You understood the client.
You asked the questions.
You identified the problem.
You shaped the solution.
AI simply helped turn scattered notes into a usable first draft.
That is the best way to use it.
Not as a replacement for strategy.
But as a drafting partner.
What to edit before sending
Do not send the AI version immediately.
Spend a few minutes reviewing it.
Check:
Did it capture the client’s real problem?
Is the recommended approach realistic?
Are the deliverables clear?
Is the timeline accurate?
Does the proposal sound like you?
Is there anything too generic?
Is the pricing section correct?
Are the next steps easy to understand?
The goal is not to send a perfect AI proposal.
The goal is to avoid starting from a blank page.
Add your personal touch
The best proposals feel specific.
Before sending, add one or two lines that show you listened.
For example:
“What stood out from our conversation is that you do not need a complicated sales system. You need a simple process that fits into your current schedule.”
That one sentence makes the proposal feel more human and less templated.
You can also include:
something the client said
a specific business goal
a pain point they repeated
a constraint they mentioned
a reason your approach fits their situation
This is where your judgment matters.
Make it even faster with a reusable proposal structure
If you send proposals often, create one standard structure and reuse it.
Here is a simple one:
Opening note
Client context
Problem
Goal
Recommended approach
Deliverables
Timeline
Investment
Next steps
Then every time you finish a discovery call, use AI to fill this structure using your notes.
You can even save your own prompt and reuse it.
A better prompt for repeat use
Use this if you want more control:
Prompt:
Using the notes below, draft a proposal in my style.
Audience: business client
My role: independent consultant/coach/freelancer
Tone: clear, warm, confident, not pushy
Length: concise, around 700–900 words
Proposal structure:
Short opening
What I understood from our call
The main challenge
The outcome we are aiming for
My recommended approach
Deliverables
Timeline
Investment placeholder
Next steps
Make the proposal feel specific to the client, not generic.
Notes:
[Paste notes here]
Where this saves the most time
This workflow is especially useful for:
consultants sending project proposals
coaches creating coaching packages
freelancers pitching service work
agencies responding after discovery calls
advisors creating short scopes of work
service providers turning calls into paid projects
Anytime you need to turn a conversation into a clear offer, this process helps.
The takeaway
A 30-minute client call should not turn into three hours of proposal writing.
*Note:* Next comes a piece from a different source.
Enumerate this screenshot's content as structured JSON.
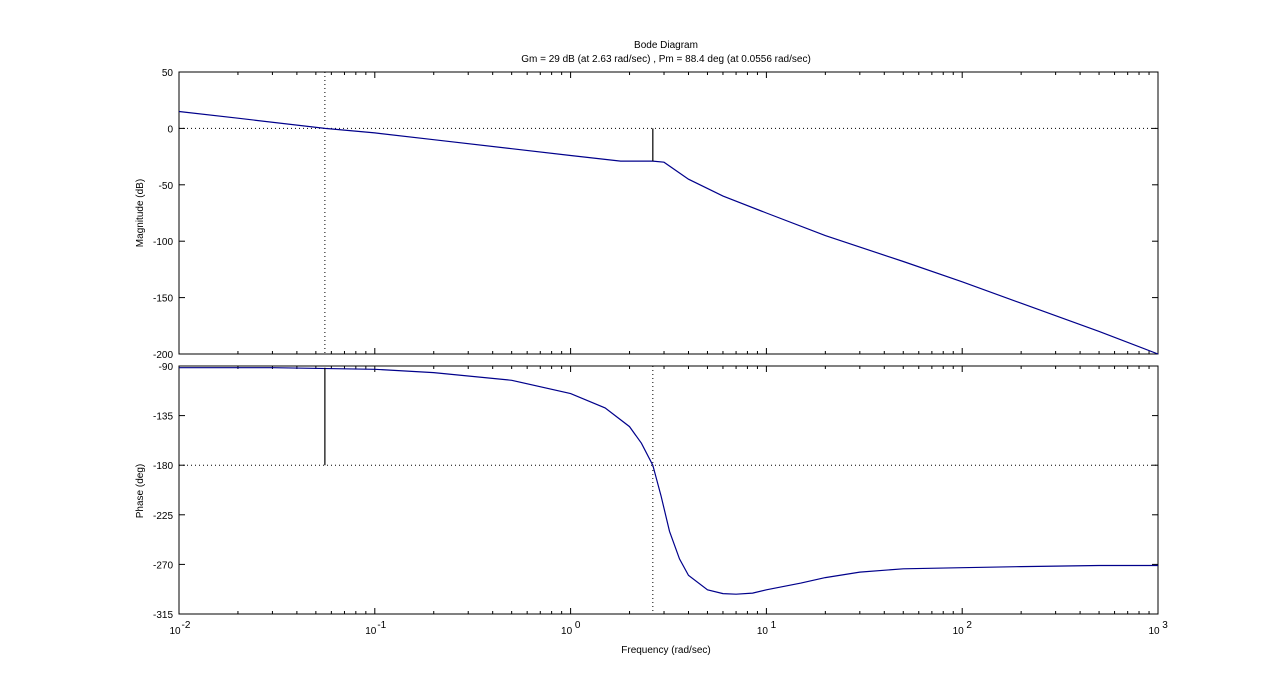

You already have most of what you need.
The client told you their problem.
You discussed the outcome.
You know the recommended next step.
AI can help you turn that raw information into a structured proposal in minutes.
Use it for the first draft.
Use your judgment for the strategy.
Use your voice for the final version.
That is how you move faster without making your work feel generic.
Try this today
After your next discovery call, do not open a blank proposal document.
Write rough notes.
Paste them into ChatGPT.
Use the prompt above.
Edit the draft.
Add your personal touch.
Send.
That is the difference between spending your afternoon writing and spending 10 minutes shaping a proposal that is ready to go.